5. Air power is enormously expensive. Spending on aircraft, helicopters, and their munitions accounted for roughly half the cost of the Vietnam War. Similarly, in the present moment, making operational and then maintaining Lockheed Martin’s boondoggle of a jet fighter, the F-35, is expected to cost at least $1.45 trillion over its lifetime. The new B-21 stealth bomber will cost more than $100 billion simply to buy. Naval air wings on aircraft carriers cost billions each year to maintain and operate. These days, when the sky’s the limit for the Pentagon budget, such costs may be (barely) tolerable. When the money finally begins to run out, however, the military will likely suffer a serious hangover from its wildly extravagant spending on air power.

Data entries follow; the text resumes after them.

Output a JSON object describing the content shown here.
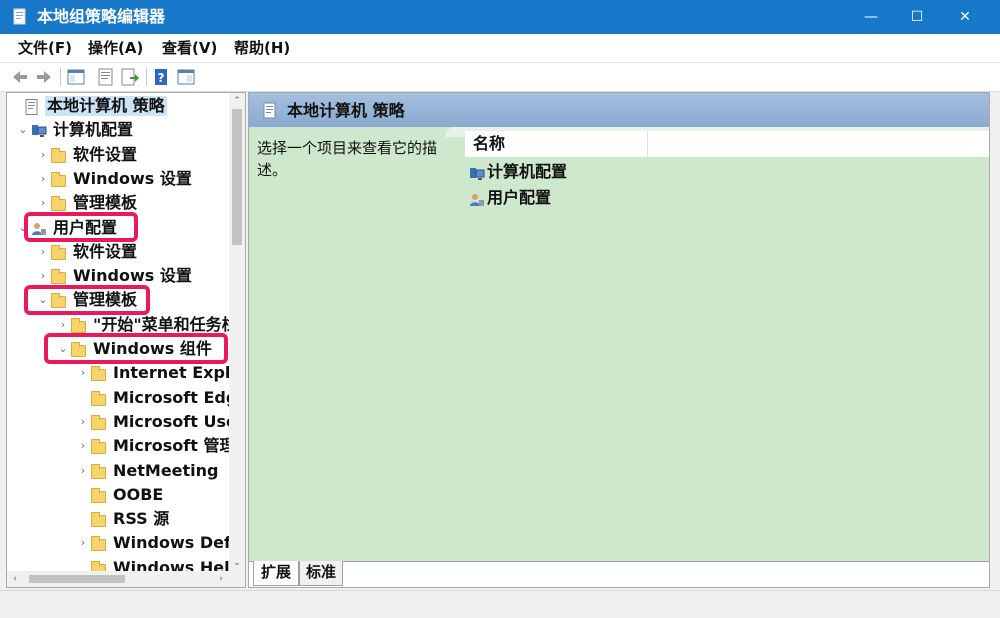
{
  "window": {
    "title": "本地组策略编辑器",
    "controls": {
      "minimize": "—",
      "maximize": "☐",
      "close": "✕"
    }
  },
  "menu": [
    "文件(F)",
    "操作(A)",
    "查看(V)",
    "帮助(H)"
  ],
  "toolbar": [
    "back-icon",
    "forward-icon",
    "show-hide-console-tree-icon",
    "properties-icon",
    "export-list-icon",
    "help-icon",
    "show-hide-action-pane-icon"
  ],
  "tree": {
    "items": [
      {
        "label": "本地计算机 策略",
        "icon": "policy-icon",
        "expander": "",
        "selected": true
      },
      {
        "label": "计算机配置",
        "icon": "computer-config-icon",
        "expander": "⌄"
      },
      {
        "label": "软件设置",
        "icon": "folder-icon",
        "expander": "›"
      },
      {
        "label": "Windows 设置",
        "icon": "folder-icon",
        "expander": "›"
      },
      {
        "label": "管理模板",
        "icon": "folder-icon",
        "expander": "›"
      },
      {
        "label": "用户配置",
        "icon": "user-config-icon",
        "expander": "⌄",
        "highlighted": true
      },
      {
        "label": "软件设置",
        "icon": "folder-icon",
        "expander": "›"
      },
      {
        "label": "Windows 设置",
        "icon": "folder-icon",
        "expander": "›"
      },
      {
        "label": "管理模板",
        "icon": "folder-icon",
        "expander": "⌄",
        "highlighted": true
      },
      {
        "label": "\"开始\"菜单和任务栏",
        "icon": "folder-icon",
        "expander": "›"
      },
      {
        "label": "Windows 组件",
        "icon": "folder-icon",
        "expander": "⌄",
        "highlighted": true
      },
      {
        "label": "Internet Explorer",
        "icon": "folder-icon",
        "expander": "›"
      },
      {
        "label": "Microsoft Edge",
        "icon": "folder-icon",
        "expander": ""
      },
      {
        "label": "Microsoft User Experience Virtualization",
        "icon": "folder-icon",
        "expander": "›"
      },
      {
        "label": "Microsoft 管理控制台",
        "icon": "folder-icon",
        "expander": "›"
      },
      {
        "label": "NetMeeting",
        "icon": "folder-icon",
        "expander": "›"
      },
      {
        "label": "OOBE",
        "icon": "folder-icon",
        "expander": ""
      },
      {
        "label": "RSS 源",
        "icon": "folder-icon",
        "expander": ""
      },
      {
        "label": "Windows Defender",
        "icon": "folder-icon",
        "expander": "›"
      },
      {
        "label": "Windows Hello",
        "icon": "folder-icon",
        "expander": ""
      }
    ],
    "scroll": {
      "up": "⌃",
      "down": "⌄",
      "left": "‹",
      "right": "›"
    }
  },
  "details": {
    "header_title": "本地计算机 策略",
    "description": "选择一个项目来查看它的描述。",
    "column_name": "名称",
    "items": [
      {
        "label": "计算机配置",
        "icon": "computer-config-icon"
      },
      {
        "label": "用户配置",
        "icon": "user-config-icon"
      }
    ],
    "tabs": [
      "扩展",
      "标准"
    ]
  },
  "colors": {
    "titlebar": "#1778c9",
    "highlight": "#e8195e",
    "detail_background": "#cde8cd",
    "header_background": "#a5bfdf"
  }
}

6. Aerial surveillance (as with drones), while useful, can also be misleading. Command of the high ground is not synonymous with god-like “total situational awareness.” It can instead prove to be a kind of delusion, while war practiced in its spirit often becomes little more than an exercise in destruction. You simply can’t negotiate a truce or take prisoners or foster other options when you’re high above a potential battlefield and your main recourse is blowing up people and things.

7. Air power is inherently offensive. That means it’s more consistent with imperial power projection than with national defense. As such, it fuels imperial ventures, while fostering the kind of “global reach, global power” thinking that has in these years had Air Force generals in its grip.

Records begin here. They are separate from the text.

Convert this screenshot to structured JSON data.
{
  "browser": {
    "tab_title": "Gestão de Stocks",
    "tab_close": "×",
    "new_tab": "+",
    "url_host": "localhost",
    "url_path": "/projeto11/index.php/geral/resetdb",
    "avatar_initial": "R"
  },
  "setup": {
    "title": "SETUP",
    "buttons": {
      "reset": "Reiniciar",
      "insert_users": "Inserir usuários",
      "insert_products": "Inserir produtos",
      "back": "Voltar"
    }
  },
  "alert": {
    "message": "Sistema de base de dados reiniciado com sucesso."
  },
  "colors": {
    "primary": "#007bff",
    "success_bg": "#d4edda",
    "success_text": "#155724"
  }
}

8. Despite the fantasies of those sending out the planes, air power often lengthens wars rather than shortening them. Consider Vietnam again. In the early 1960s, the Air Force argued that it alone could resolve that conflict at the lowest cost (mainly in American bodies). With enough bombs, napalm, and defoliants, victory was a sure thing and U.S. ground troops a kind of afterthought. (Initially, they were sent in mainly to protect the airfields from which those planes took off.) But bombing solved nothing and then the Army and the Marines decided that, if the Air Force couldn’t win, they sure as hell could. The result was escalation and disaster that left in the dust the original vision of a war won quickly and on the cheap due to American air supremacy.

9. Air power, even of the shock-and-awe variety, loses its impact over time. The enemy, lacking it, nonetheless learns to adapt by developing countermeasures — both active (like missiles) and passive (like camouflage and dispersion), even as those being bombed become more resilient and resolute. 

10. Pounding peasants from two miles up is not exactly an ideal way to occupy the moral high ground in war. 

The Road to Perdition

If I had to reduce these tenets to a single maxim, it would be this: all the happy talk about the techno-wonders of modern air power obscures its darker facets, especially its ability to lock America into what are effectively one-way wars with dead-end results.

For this reason, precision warfare is truly an oxymoron. War isn’t precise. It’s nasty, bloody, and murderous. War’s inherent nature — its unpredictability, horrors, and tendency to outlast its original causes and goals — isn’t changed when the bombs and missiles are guided by GPS. Washington’s enemies in its war on terror, moreover, have learned to adapt to air power in a grimly Darwinian fashion and have the advantage of fighting on their own turf.

Who doesn’t know the old riddle: If a tree falls in the forest and no one is there to hear it, does it make a sound? Here’s a twenty-first-century air power variant on it: If foreign children die from American bombs but no U.S. media outlets report their deaths, will anyone grieve? Far too often, the answer here in the U.S. is no and so our wars go on into an endless future of global destruction.

In reality, this country might do better to simply ground its many fighter planes, bombers, and drones. Paradoxically, instead of gaining the high ground, they are keeping us on a low road to perdition.